The paper presents a cut finite element method for coupled bulk-surface problems that eliminates the need for explicit stabilization (ghost penalty, etc.) by coupling the surface discretization to a discrete bulk harmonic extension via the lattice Green's function. The method achieves optimal convergence rates (O(h) in H^1, O(h^2) in L^2) and uniform conditioning independent of cut-cell size, with the single-layer formulation yielding O(1) condition number.
We present a cut finite element method (CutFEM) for the Laplace--Beltrami equation on a smooth closed curve $Γ\subset\mathbb{R}^2$ coupled to a harmonic bulk problem in $Ω$ that requires \emph{no explicit stabilization}: no ghost penalty, normal-gradient penalty, or cell agglomeration. The classical ill-conditioning of trace finite element spaces on cut cells arises from basis functions with vanishingly small support on $Γ$; our observation is that coupling the surface discretization to a discrete bulk harmonic extension, realized through the lattice Green's function (LGF) on the background Cartesian grid, rigidly constrains the degrees of freedom responsible for this ill-conditioning. The reduced operator, obtained by a congruence transform of the full CutFEM stiffness, inherits symmetry and positive semi-definiteness from the variational form and has a condition number bounded uniformly in the smallest cut-cell ratio.
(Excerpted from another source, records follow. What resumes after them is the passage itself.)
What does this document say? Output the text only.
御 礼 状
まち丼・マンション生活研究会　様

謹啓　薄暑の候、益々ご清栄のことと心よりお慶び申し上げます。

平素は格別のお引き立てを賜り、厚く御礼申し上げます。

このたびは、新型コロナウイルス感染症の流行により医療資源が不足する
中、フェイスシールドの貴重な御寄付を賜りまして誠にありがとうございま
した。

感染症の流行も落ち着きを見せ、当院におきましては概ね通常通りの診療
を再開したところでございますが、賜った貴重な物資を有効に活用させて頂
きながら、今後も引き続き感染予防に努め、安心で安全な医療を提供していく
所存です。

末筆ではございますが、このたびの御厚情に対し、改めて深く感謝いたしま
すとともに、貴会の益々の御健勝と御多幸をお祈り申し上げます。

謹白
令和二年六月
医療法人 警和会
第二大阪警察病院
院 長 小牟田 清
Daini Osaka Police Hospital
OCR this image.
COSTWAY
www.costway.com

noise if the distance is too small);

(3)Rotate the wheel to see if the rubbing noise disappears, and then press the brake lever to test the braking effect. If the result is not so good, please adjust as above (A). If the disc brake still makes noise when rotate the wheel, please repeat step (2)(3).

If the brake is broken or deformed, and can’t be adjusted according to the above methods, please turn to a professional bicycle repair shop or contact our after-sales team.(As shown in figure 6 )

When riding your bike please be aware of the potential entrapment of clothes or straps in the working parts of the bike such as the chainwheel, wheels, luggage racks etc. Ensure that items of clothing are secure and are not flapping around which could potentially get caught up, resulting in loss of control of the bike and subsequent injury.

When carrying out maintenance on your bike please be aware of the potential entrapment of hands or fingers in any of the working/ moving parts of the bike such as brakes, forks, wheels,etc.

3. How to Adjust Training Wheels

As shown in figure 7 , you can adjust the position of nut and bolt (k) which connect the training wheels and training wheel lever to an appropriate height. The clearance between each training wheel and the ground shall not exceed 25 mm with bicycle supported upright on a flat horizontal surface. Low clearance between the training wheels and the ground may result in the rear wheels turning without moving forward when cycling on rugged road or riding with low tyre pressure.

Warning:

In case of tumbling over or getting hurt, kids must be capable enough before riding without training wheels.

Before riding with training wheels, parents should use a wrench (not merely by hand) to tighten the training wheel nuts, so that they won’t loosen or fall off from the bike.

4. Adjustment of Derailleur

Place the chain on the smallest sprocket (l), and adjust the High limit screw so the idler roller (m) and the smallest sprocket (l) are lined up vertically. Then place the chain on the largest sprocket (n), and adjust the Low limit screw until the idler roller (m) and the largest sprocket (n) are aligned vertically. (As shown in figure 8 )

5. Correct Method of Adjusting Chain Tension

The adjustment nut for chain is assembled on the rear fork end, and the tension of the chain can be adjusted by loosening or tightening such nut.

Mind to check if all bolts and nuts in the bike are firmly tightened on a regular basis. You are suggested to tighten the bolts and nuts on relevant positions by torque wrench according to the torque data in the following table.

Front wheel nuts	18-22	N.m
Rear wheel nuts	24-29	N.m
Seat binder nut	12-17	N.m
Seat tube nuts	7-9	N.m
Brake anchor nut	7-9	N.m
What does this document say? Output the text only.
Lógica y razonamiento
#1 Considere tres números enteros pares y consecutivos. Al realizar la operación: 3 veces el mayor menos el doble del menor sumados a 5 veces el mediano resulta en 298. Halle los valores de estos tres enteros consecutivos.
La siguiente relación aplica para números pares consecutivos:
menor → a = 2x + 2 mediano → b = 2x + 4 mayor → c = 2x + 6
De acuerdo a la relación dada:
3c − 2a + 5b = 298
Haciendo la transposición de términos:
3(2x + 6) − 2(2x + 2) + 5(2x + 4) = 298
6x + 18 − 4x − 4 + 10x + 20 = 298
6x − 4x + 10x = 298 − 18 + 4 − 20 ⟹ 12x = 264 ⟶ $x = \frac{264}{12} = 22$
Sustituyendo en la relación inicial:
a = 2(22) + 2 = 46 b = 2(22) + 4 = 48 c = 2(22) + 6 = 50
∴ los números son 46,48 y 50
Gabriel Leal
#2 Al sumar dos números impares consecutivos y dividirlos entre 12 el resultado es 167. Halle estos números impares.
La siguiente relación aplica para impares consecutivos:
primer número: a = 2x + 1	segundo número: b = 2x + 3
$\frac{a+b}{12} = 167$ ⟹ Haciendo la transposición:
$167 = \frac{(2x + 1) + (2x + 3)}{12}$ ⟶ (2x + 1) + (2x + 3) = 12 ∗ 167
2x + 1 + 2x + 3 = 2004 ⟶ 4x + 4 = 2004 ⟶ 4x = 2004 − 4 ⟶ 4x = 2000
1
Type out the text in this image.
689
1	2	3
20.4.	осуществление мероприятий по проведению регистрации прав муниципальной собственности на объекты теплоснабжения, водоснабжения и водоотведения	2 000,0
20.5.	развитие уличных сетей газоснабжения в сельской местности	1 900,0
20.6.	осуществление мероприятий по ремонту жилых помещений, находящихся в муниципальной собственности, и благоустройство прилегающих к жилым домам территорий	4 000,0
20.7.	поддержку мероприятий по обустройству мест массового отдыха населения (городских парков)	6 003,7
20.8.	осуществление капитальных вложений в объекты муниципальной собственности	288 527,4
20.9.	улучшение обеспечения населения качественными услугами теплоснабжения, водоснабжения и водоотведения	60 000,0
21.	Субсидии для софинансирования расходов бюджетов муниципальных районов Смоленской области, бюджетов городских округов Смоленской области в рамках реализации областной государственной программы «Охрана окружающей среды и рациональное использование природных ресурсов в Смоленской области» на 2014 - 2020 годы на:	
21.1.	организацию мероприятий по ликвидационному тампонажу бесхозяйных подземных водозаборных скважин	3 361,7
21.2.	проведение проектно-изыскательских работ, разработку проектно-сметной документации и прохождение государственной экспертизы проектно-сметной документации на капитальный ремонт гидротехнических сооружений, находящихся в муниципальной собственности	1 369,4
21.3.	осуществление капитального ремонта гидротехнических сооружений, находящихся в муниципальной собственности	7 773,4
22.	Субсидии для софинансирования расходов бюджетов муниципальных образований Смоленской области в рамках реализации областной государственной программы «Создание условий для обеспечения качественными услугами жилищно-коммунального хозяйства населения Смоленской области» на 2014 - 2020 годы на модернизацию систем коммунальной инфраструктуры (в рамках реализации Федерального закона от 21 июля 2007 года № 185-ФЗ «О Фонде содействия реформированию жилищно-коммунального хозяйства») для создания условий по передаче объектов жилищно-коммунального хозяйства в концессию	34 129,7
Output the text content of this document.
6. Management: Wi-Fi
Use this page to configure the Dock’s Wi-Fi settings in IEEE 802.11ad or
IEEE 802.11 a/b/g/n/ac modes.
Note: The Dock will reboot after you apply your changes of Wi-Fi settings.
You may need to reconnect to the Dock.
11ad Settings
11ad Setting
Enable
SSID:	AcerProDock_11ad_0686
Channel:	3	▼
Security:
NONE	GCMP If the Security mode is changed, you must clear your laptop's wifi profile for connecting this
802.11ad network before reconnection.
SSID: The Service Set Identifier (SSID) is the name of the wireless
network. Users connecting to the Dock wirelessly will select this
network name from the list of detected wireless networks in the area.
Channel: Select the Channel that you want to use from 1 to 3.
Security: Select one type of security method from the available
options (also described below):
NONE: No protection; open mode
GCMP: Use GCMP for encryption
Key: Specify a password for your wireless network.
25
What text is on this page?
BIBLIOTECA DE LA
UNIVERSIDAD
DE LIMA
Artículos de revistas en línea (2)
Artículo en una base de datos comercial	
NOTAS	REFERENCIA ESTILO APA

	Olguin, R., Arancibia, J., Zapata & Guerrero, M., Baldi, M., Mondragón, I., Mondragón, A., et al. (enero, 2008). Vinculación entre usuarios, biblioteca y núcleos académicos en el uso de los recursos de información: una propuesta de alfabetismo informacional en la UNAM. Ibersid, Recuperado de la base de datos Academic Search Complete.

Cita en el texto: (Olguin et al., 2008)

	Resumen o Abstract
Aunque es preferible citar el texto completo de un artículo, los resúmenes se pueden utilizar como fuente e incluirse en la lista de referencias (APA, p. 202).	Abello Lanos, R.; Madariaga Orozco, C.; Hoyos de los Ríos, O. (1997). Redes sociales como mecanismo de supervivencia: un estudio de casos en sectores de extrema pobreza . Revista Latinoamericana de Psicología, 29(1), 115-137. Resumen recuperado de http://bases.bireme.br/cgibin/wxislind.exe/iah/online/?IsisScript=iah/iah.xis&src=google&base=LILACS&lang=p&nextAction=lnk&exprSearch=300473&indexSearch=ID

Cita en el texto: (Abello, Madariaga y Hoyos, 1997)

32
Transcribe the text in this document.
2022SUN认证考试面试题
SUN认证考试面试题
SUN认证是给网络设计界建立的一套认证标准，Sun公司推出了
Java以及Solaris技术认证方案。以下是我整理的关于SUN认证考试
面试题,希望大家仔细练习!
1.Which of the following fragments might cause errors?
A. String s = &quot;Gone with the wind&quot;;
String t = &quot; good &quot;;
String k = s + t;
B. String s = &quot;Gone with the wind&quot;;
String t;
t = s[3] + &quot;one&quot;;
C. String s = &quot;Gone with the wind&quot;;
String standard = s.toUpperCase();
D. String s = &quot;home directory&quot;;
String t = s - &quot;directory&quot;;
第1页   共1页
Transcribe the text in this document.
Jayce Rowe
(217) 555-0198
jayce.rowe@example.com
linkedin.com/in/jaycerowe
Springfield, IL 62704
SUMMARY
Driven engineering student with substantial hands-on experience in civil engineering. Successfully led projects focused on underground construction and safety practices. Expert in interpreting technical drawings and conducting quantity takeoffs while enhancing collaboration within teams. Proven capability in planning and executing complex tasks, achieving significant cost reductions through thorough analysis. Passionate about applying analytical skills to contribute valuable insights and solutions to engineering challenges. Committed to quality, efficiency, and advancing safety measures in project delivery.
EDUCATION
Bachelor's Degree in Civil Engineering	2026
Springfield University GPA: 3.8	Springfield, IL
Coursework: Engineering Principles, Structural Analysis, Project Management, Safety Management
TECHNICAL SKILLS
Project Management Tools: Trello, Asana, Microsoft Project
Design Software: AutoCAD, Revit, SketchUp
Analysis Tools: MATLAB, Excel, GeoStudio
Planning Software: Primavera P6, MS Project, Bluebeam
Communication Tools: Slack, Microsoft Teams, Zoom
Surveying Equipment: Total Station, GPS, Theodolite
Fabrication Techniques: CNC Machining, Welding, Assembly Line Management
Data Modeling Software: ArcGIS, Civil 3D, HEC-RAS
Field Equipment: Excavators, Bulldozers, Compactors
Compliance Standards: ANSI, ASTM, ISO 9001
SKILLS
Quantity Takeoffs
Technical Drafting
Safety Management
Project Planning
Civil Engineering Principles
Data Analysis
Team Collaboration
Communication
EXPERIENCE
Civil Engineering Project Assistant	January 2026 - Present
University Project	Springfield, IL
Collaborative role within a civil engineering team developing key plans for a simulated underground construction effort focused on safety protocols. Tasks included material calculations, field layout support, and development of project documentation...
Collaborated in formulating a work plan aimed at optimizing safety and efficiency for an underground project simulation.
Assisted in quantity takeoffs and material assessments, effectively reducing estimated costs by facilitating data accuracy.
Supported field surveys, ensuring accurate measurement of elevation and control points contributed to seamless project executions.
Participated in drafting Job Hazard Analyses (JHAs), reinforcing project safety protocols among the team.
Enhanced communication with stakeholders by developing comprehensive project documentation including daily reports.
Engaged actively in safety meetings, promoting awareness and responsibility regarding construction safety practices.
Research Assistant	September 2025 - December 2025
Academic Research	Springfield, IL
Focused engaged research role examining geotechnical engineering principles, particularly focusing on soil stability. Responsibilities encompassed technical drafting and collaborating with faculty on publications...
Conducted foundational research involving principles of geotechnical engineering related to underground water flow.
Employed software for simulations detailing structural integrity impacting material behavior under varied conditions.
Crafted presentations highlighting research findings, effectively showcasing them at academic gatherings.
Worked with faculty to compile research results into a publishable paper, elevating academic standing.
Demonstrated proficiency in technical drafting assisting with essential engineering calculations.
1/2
The direct reconstruction has the standard $O(h^{-2})$ mesh conditioning; the single-layer density formulation acts as operator preconditioner and yields $O(1)$ conditioning, which is amenable to iterative solvers; the double-layer density formulation remains cut-independent with $O(h^{-2})$ scaling. We prove optimal $O(h)$/$O(h^2)$ error estimates in $H^1(Γ)$/$L^2(Γ)$ under standard regularity assumptions, establish the cut-independent conditioning rigorously, and demonstrate both the optimal convergence rate and robustness with respect to small cuts in numerical experiments.